I had finally hit my stride as a parent. When I heard friends with younger children talk about how worried they were about messing things up or getting things wrong, I realized just how far I’d come since those early days of constant self doubt. Although I had no illusions about getting it all right, I was finally confident enough to say I was a good mother. And then my oldest became a teenager.
Pride cometh before a fall, and confidence cometh before a teenager.
I’m only officially a few months into this new stage - although the teen attitude started several months before the 13th birthday - and I’m already completely exhausted from the experience. One of the worst parts, and perhaps the most unexpected struggle, is how alone I feel in it.
When my kids were born, it seemed everyone around me was excited to share their own stories about motherhood. Everyone had a tip, a suggestion, a hug to offer when I looked like I’d been up all night. Even though I navigated those early years without blogs or parenting forums, I still felt very much like a member of a community, a sisterhood of women who were or had been in the same trenches.
As my kids grew through the milestones - walking, potty training, biting, first day of kindergarten - the tribe of support grew. I met parents outside preschool and, eventually, moms online who were eager to talk about the good and the bad aspects of raising little people. There was no shortage of anecdotes to be found about being woken at predawn hours with requests for breakfast or embarrassed in public by a tantrum. And the advice, when needed, was easy to come by: how much to pay for a lost tooth, where to find non-princess halloween costumes, what to send for snacks in a nut-free, gluten-free, sugar-free, red-dye-free classroom.
None of the answers are easy in the teen years, and I’m not even sure where to ask them. An occasional vent on Twitter seems to garner more sanctimony than advice. I thought breastfeeding was a controversial topic, but the superiority complexes really come out when disciplining teenagers is mentioned. While parents of young children discuss the merits of attachment or free-range parenting, the line on teen parenting is clear: demand respect, raise responsible adults, show no weakness, stop your sniveling. The details on exactly how to do that are less clear.
I get the sense that there’s a lot of shame surrounding parenting teens. When I say that it’s hard to have my child suddenly stop liking me, all the other mothers look around the room and pretend not to have heard me. “Oh, hmm, I don’t know what you mean,” they murmur, and I think maybe I’m crazy, despite what I’ve heard through the pop culture grapevine about all teens hating their parents. There’s no camaraderie around that in real life though, not like there was about losing sleep to midnight feedings.
Maybe it’s harder to admit that things aren’t going perfectly because my counterparts and I realize we’re so close to the finish line now. Discipline problems with a toddler are amusing, but maybe a teen who talks back or lets their grades slip suggests an impending adult who can’t hold a job. And yet it’s for this very reason that I’m so desperate to find someone to commiserate with: now more than ever I need to hear that it’s going to be OK, that my kid will like me again and that he might eventually give to charity even though he does nothing without an eye roll now.

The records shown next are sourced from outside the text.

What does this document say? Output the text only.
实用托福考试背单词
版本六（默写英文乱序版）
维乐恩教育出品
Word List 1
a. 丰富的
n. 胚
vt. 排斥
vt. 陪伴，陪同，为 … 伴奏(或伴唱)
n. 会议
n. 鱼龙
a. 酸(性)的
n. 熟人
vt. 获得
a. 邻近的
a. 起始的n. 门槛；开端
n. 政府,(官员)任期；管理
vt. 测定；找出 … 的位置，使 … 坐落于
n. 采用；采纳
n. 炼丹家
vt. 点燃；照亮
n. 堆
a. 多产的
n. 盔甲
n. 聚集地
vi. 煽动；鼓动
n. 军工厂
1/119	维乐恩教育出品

Maybe the teen years leave scars or something. Parents who have survived it aren’t eager to revisit them in the name of helping out the next generation, perhaps because it sucked so bad the first time around. Maybe they’re less confident of how they handled the same problems that plague me now.
I’m not sure exactly the reason, but I know this: it’s not just me.
That, more than anything, is what I’ve learned from the Internet in the last decade. No matter how pulled together and normal everyone else looks, most of us are struggling with the same kind of crap behind closed doors. Our most embarrassing dysfunctions are far more normal than we ever realize, especially when it comes to our relationships. Surely the same holds true when it comes to parenting teens.
Surely it just feels like I’m alone.